The **avplot** command plots an added-variable plot of the dependent variable and one independent variable from a multiple regression. An added-variable plot is sometimes also known as a partial-regression leverage plot, a partial regression plot, or an adjusted partial residual plot.

When you have a simple linear regression (one independent variable only), you are able to graph both variables (dependent and independent) with the regression line all in one graph. This gives a reasonable indication of the relationship between dependent and independent variables.

For a multiple regression this is more complicated. The relationship between the dependent variable and independent variable *A* will impact the relationship between the dependent variable and independent variable *B*. This makes it more difficult to observe the exact relationship between variables. The **avplot** command generates a graph that shows the relationship between the dependent variable and independent variable *A* while holding all other variables constant. It is an indication of the true relationship between variables in the model.

The slope of an added-variable plot indicates the amount of influence an independent variable is having on the dependent variable. These plots are also useful for identifying outliers. The **avplot** command will plot a single independent variable of your choosing. It is worth noting that you can specify an independent variable that is not yet in the model using **avplot**, so you can see whether it would be a good addition to your model. The **avplots** command will plot all added-variable plots (one for each independent variable in the model) in one graph image.

For this example I am using the Stata auto example dataset. I will run a multiple linear regression and then use the **avplots** command to look at the relationships between each independent variable and the dependent variable. In the command pane I type the following:

```
sysuse auto, clear
regress weight length displacement trunk turn
avplots
```

This produces the following composite graph:

From these plots I can determine that the independent variable *length* has the strongest linear relationship with the dependent variable *weight*. The independent variable *displacement* also appears to have a linear relationship with *weight*, but it is not as strong. Both independent variables *trunk* and *turn* do not appear to have any linear relationship with *weight* in this model.

Let’s take a closer look at the **avplot** for *displacement*, as the linear relationship we see here is questionable. In the command pane:

```
avplot displacement
```

This generates the same *weight* v *displacement* plot shown in the composite above, but it is bigger and easier to evaluate visually.

There are some issues that you can see with this graph. The linear line-of-best-fit appears to rely heavily on only a few plot points in the right side of the graph to get its linear fit. There are many more plot points on the left side of the graph but these appear more scattered and unrelated. I’d say that there are outliers here that are influencing the graph too much for the relationship to be considered properly linear.

From these **avplots** I can determine that only *weight* and *length* have a good linear relationship in this regression.

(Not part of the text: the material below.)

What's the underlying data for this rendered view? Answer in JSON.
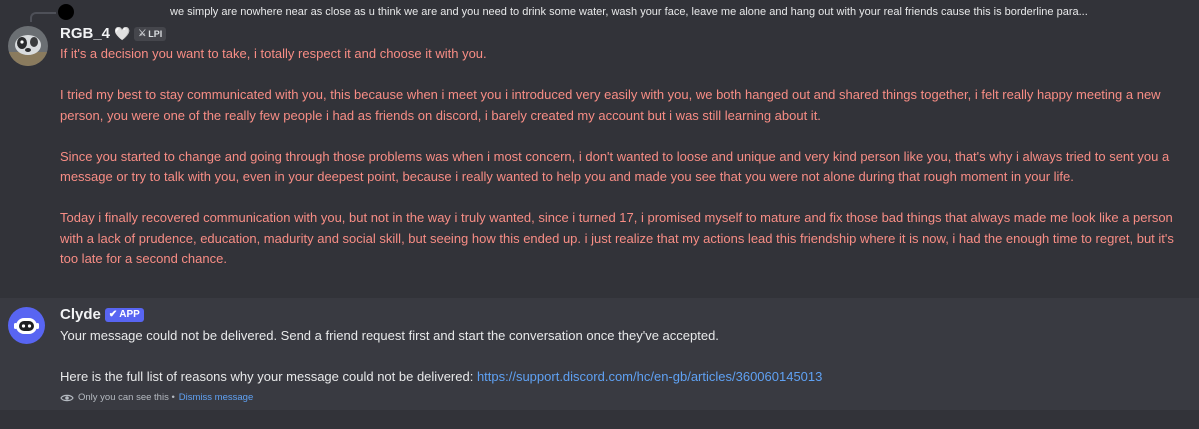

There is one additional use for the **avplot** command. It can be used on other variables in your dataset that you did not include in your model, to evaluate whether that variable would be a good addition to your model. Let’s see whether the *mpg* variable would benefit our model. In the command pane:

```
avplot mpg
```

This generates the following graph:

There appears to be a small linear relationship here. This relationship is a better fit than either *trunk* or *turn*, so perhaps *mpg* would be a good substitute for those two variables.

The **avplot** and **avplots** commands are a useful way of visually evaluating the relationships in multiple linear regression models. They can give a better indication of the relationships between variables than just using the **regress** p-values. A p-value will tell you whether or not a relationship is statistically significant, but it cannot tell you what that relationship looks like. The **avplot** for the *mpg* variable above is a good example.

If the *mpg* variable is added to the regression above and both *trunk* and *turn* are removed, the p-value given for *mpg* is 0.031 - which is statistically significant. However, we can see from the **avplot** above that although the relationship is statistically significant, it is also only having a small practical effect on the dependent variable *weight*. If the *mpg* is consistently impacting the weight of the vehicle, but the impact is only 1 ounce of weight per 5 mile change in mpg (miles per gallon), then mpg is not having any practical effect on the weight of cars when they weigh between 1700 and 4900 pounds.

Something that is statistically significant is not always practically significant. The **avplot** and **avplots** commands can help to illustrate the practical effectiveness of relationships.